In the Tonbridge scheme, the building within a building is a kind of ark which contains the congregation, and the gap between this wooden structure and the perimeter makes an ambulatory for the choir through which light filters. The design addressed the problem of achieving something of the quality of reflected light in a gothic building, a quality that modern construction cannot easily replicate. In gothic buildings, the intensity of direct clerestory light is usually mediated by the deeply-moulded shafts, ribs and reveals which form an aura around the window opening. In contrast, Victorian and Edwardian ‘gothic’ buildings (including the original Tonbridge School Chapel before it was burned down) often suffer from glaring contrasts between the brightness of the windows and the shadowy walls. In our proposal the cellular construction of the wall was to be filled with reflected top-light, and similarly the vertical shafts of the clerestory were to be backlit by concealed roof-lights to overcome the glare. For the same reason, daylight was to be cast directly onto the roof structure.

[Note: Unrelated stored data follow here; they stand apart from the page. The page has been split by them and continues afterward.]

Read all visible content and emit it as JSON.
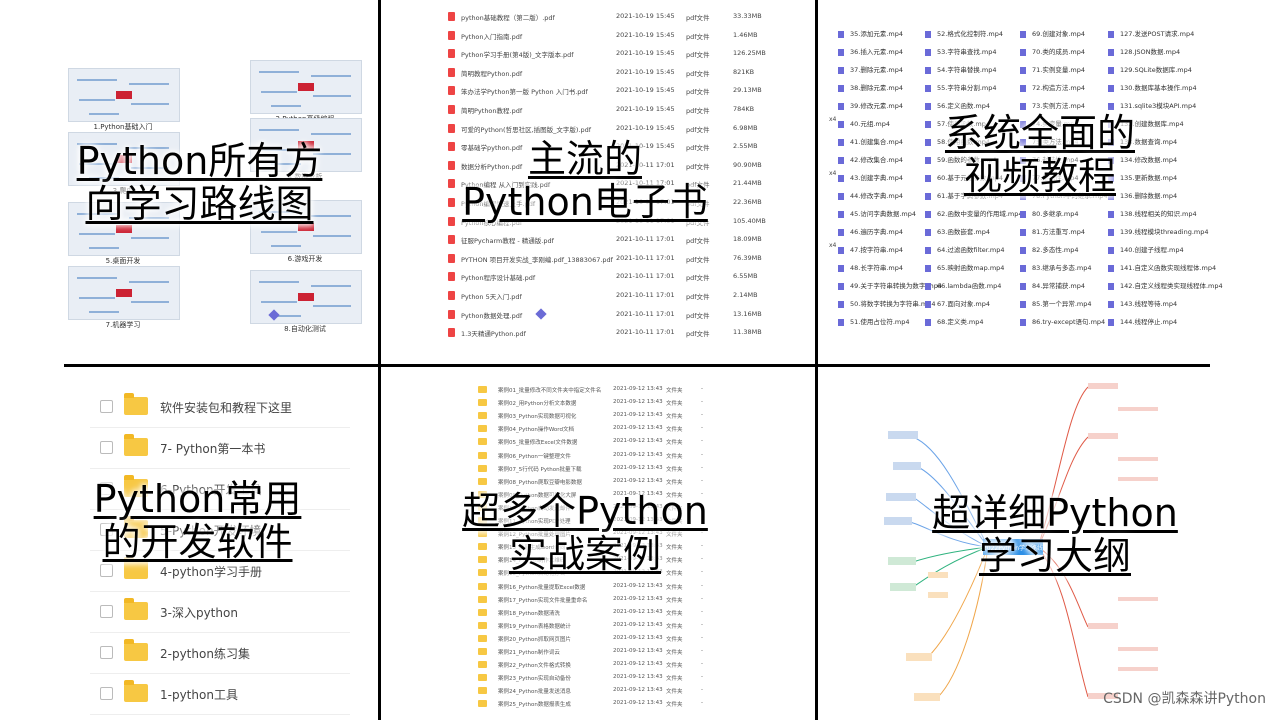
{
  "panels": {
    "roadmap": {
      "title": "Python所有方\n向学习路线图",
      "thumbs": [
        "1.Python基础入门",
        "2.Python高级编程",
        "3.爬虫",
        "4.数据分析",
        "5.桌面开发",
        "6.游戏开发",
        "7.机器学习",
        "8.自动化测试"
      ]
    },
    "ebooks": {
      "title": "主流的\nPython电子书",
      "files": [
        {
          "name": "python基础教程（第二版）.pdf",
          "date": "2021-10-19 15:45",
          "type": "pdf文件",
          "size": "33.33MB"
        },
        {
          "name": "Python入门指南.pdf",
          "date": "2021-10-19 15:45",
          "type": "pdf文件",
          "size": "1.46MB"
        },
        {
          "name": "Python学习手册(第4版)_文字版本.pdf",
          "date": "2021-10-19 15:45",
          "type": "pdf文件",
          "size": "126.25MB"
        },
        {
          "name": "简明教程Python.pdf",
          "date": "2021-10-19 15:45",
          "type": "pdf文件",
          "size": "821KB"
        },
        {
          "name": "笨办法学Python第一版 Python 入门书.pdf",
          "date": "2021-10-19 15:45",
          "type": "pdf文件",
          "size": "29.13MB"
        },
        {
          "name": "简明Python教程.pdf",
          "date": "2021-10-19 15:45",
          "type": "pdf文件",
          "size": "784KB"
        },
        {
          "name": "可爱的Python(哲思社区,插图版_文字版).pdf",
          "date": "2021-10-19 15:45",
          "type": "pdf文件",
          "size": "6.98MB"
        },
        {
          "name": "零基础学python.pdf",
          "date": "2021-10-19 15:45",
          "type": "pdf文件",
          "size": "2.55MB"
        },
        {
          "name": "数据分析Python.pdf",
          "date": "2021-10-11 17:01",
          "type": "pdf文件",
          "size": "90.90MB"
        },
        {
          "name": "Python编程 从入门到实践.pdf",
          "date": "2021-10-11 17:01",
          "type": "pdf文件",
          "size": "21.44MB"
        },
        {
          "name": "Python编程快速上手.pdf",
          "date": "2021-10-11 17:01",
          "type": "pdf文件",
          "size": "22.36MB"
        },
        {
          "name": "Python核心编程.pdf",
          "date": "2021-10-11 17:01",
          "type": "pdf文件",
          "size": "105.40MB"
        },
        {
          "name": "征服Pycharm教程 - 精通版.pdf",
          "date": "2021-10-11 17:01",
          "type": "pdf文件",
          "size": "18.09MB"
        },
        {
          "name": "PYTHON 项目开发实战_李刚编.pdf_13883067.pdf",
          "date": "2021-10-11 17:01",
          "type": "pdf文件",
          "size": "76.39MB"
        },
        {
          "name": "Python程序设计基础.pdf",
          "date": "2021-10-11 17:01",
          "type": "pdf文件",
          "size": "6.55MB"
        },
        {
          "name": "Python 5天入门.pdf",
          "date": "2021-10-11 17:01",
          "type": "pdf文件",
          "size": "2.14MB"
        },
        {
          "name": "Python数据处理.pdf",
          "date": "2021-10-11 17:01",
          "type": "pdf文件",
          "size": "13.16MB"
        },
        {
          "name": "1.3天精通Python.pdf",
          "date": "2021-10-11 17:01",
          "type": "pdf文件",
          "size": "11.38MB"
        }
      ]
    },
    "videos": {
      "title": "系统全面的\n视频教程",
      "markers": [
        "x4",
        "x4",
        "x4"
      ],
      "columns": [
        [
          "35.添加元素.mp4",
          "36.插入元素.mp4",
          "37.删除元素.mp4",
          "38.删除元素.mp4",
          "39.修改元素.mp4",
          "40.元组.mp4",
          "41.创建集合.mp4",
          "42.修改集合.mp4",
          "43.创建字典.mp4",
          "44.修改字典.mp4",
          "45.访问字典数据.mp4",
          "46.遍历字典.mp4",
          "47.按字符串.mp4",
          "48.长字符串.mp4",
          "49.关于字符串转换为数字.mp4",
          "50.将数字转换为字符串.mp4",
          "51.使用占位符.mp4"
        ],
        [
          "52.格式化控制符.mp4",
          "53.字符串查找.mp4",
          "54.字符串替换.mp4",
          "55.字符串分割.mp4",
          "56.定义函数.mp4",
          "57.使用函数.mp4",
          "58.使用函数.mp4",
          "59.函数的参数.mp4",
          "60.基于元组参数.mp4",
          "61.基于字典参数.mp4",
          "62.函数中变量的作用域.mp4",
          "63.函数嵌套.mp4",
          "64.过滤函数filter.mp4",
          "65.映射函数map.mp4",
          "66.lambda函数.mp4",
          "67.面向对象.mp4",
          "68.定义类.mp4"
        ],
        [
          "69.创建对象.mp4",
          "70.类的成员.mp4",
          "71.实例变量.mp4",
          "72.构造方法.mp4",
          "73.实例方法.mp4",
          "74.类变量.mp4",
          "75.类方法.mp4",
          "76.封装性.mp4",
          "77.继承性.mp4",
          "78.Python中的继承.mp4",
          "80.多继承.mp4",
          "81.方法重写.mp4",
          "82.多态性.mp4",
          "83.继承与多态.mp4",
          "84.异常捕获.mp4",
          "85.第一个异常.mp4",
          "86.try-except语句.mp4"
        ],
        [
          "127.发送POST请求.mp4",
          "128.JSON数据.mp4",
          "129.SQLite数据库.mp4",
          "130.数据库基本操作.mp4",
          "131.sqlite3模块API.mp4",
          "132.创建数据库.mp4",
          "133.数据查询.mp4",
          "134.修改数据.mp4",
          "135.更新数据.mp4",
          "136.删除数据.mp4",
          "138.线程相关的知识.mp4",
          "139.线程模块threading.mp4",
          "140.创建子线程.mp4",
          "141.自定义函数实现线程体.mp4",
          "142.自定义线程类实现线程体.mp4",
          "143.线程等待.mp4",
          "144.线程停止.mp4"
        ]
      ]
    },
    "software": {
      "title": "Python常用\n的开发软件",
      "folders": [
        "软件安装包和教程下这里",
        "7- Python第一本书",
        "6-Python开发工具",
        "5-Python开发环境",
        "4-python学习手册",
        "3-深入python",
        "2-python练习集",
        "1-python工具"
      ]
    },
    "cases": {
      "title": "超多个Python\n实战案例",
      "rows": [
        {
          "name": "案例01_批量修改不同文件夹中指定文件名",
          "date": "2021-09-12 13:43",
          "type": "文件夹",
          "extra": "-"
        },
        {
          "name": "案例02_用Python分析文本数据",
          "date": "2021-09-12 13:43",
          "type": "文件夹",
          "extra": "-"
        },
        {
          "name": "案例03_Python实现数据可视化",
          "date": "2021-09-12 13:43",
          "type": "文件夹",
          "extra": "-"
        },
        {
          "name": "案例04_Python操作Word文档",
          "date": "2021-09-12 13:43",
          "type": "文件夹",
          "extra": "-"
        },
        {
          "name": "案例05_批量修改Excel文件数据",
          "date": "2021-09-12 13:43",
          "type": "文件夹",
          "extra": "-"
        },
        {
          "name": "案例06_Python一键整理文件",
          "date": "2021-09-12 13:43",
          "type": "文件夹",
          "extra": "-"
        },
        {
          "name": "案例07_5行代码 Python批量下载",
          "date": "2021-09-12 13:43",
          "type": "文件夹",
          "extra": "-"
        },
        {
          "name": "案例08_Python爬取豆瓣电影数据",
          "date": "2021-09-12 13:43",
          "type": "文件夹",
          "extra": "-"
        },
        {
          "name": "案例09_Python数据可视化大屏",
          "date": "2021-09-12 13:43",
          "type": "文件夹",
          "extra": "-"
        },
        {
          "name": "案例10_Python自动发送邮件",
          "date": "2021-09-12 13:43",
          "type": "文件夹",
          "extra": "-"
        },
        {
          "name": "案例11_Python实现PDF处理",
          "date": "2021-09-12 13:43",
          "type": "文件夹",
          "extra": "-"
        },
        {
          "name": "案例12_Python批量处理图片",
          "date": "2021-09-12 13:43",
          "type": "文件夹",
          "extra": "-"
        },
        {
          "name": "案例13_批量生成word合同",
          "date": "2021-09-12 13:43",
          "type": "文件夹",
          "extra": "-"
        },
        {
          "name": "案例14_Python制作二维码",
          "date": "2021-09-12 13:43",
          "type": "文件夹",
          "extra": "-"
        },
        {
          "name": "案例15_Python自动化办公",
          "date": "2021-09-12 13:43",
          "type": "文件夹",
          "extra": "-"
        },
        {
          "name": "案例16_Python批量提取Excel数据",
          "date": "2021-09-12 13:43",
          "type": "文件夹",
          "extra": "-"
        },
        {
          "name": "案例17_Python实现文件批量重命名",
          "date": "2021-09-12 13:43",
          "type": "文件夹",
          "extra": "-"
        },
        {
          "name": "案例18_Python数据清洗",
          "date": "2021-09-12 13:43",
          "type": "文件夹",
          "extra": "-"
        },
        {
          "name": "案例19_Python表格数据统计",
          "date": "2021-09-12 13:43",
          "type": "文件夹",
          "extra": "-"
        },
        {
          "name": "案例20_Python抓取网页图片",
          "date": "2021-09-12 13:43",
          "type": "文件夹",
          "extra": "-"
        },
        {
          "name": "案例21_Python制作词云",
          "date": "2021-09-12 13:43",
          "type": "文件夹",
          "extra": "-"
        },
        {
          "name": "案例22_Python文件格式转换",
          "date": "2021-09-12 13:43",
          "type": "文件夹",
          "extra": "-"
        },
        {
          "name": "案例23_Python实现自动备份",
          "date": "2021-09-12 13:43",
          "type": "文件夹",
          "extra": "-"
        },
        {
          "name": "案例24_Python批量发送消息",
          "date": "2021-09-12 13:43",
          "type": "文件夹",
          "extra": "-"
        },
        {
          "name": "案例25_Python数据报表生成",
          "date": "2021-09-12 13:43",
          "type": "文件夹",
          "extra": "-"
        }
      ]
    },
    "outline": {
      "title": "超详细Python\n学习大纲",
      "center_label": "2022Python学习路线"
    }
  },
  "watermark": "CSDN @凯森森讲Python",
  "colors": {
    "divider": "#000000",
    "folder": "#f7c843",
    "pdf_icon": "#e44444",
    "video_icon": "#6a6ad8",
    "mind_center": "#1e88e5"
  }
}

In the little chapel for Fitzwilliam, equivalent effects are achieved in a distinctly different way. Top-light is thrown down the perimeter walls, disengaging their enclosure from the central baldechino-like structure which defines the congregational space. This space is also defined by a vessel-like timber structure, an ark, which in turn, is not only separate from the perimeter of the building but distinguishes the sacred space from the underworld of the crypt. This building brings together several of the themes addressed in this essay. But it remains virtually monochromatic unlike my next comparable project, the Ruskin Library at LancasterUniversity, which may be a subject of future interest to Modern Painters.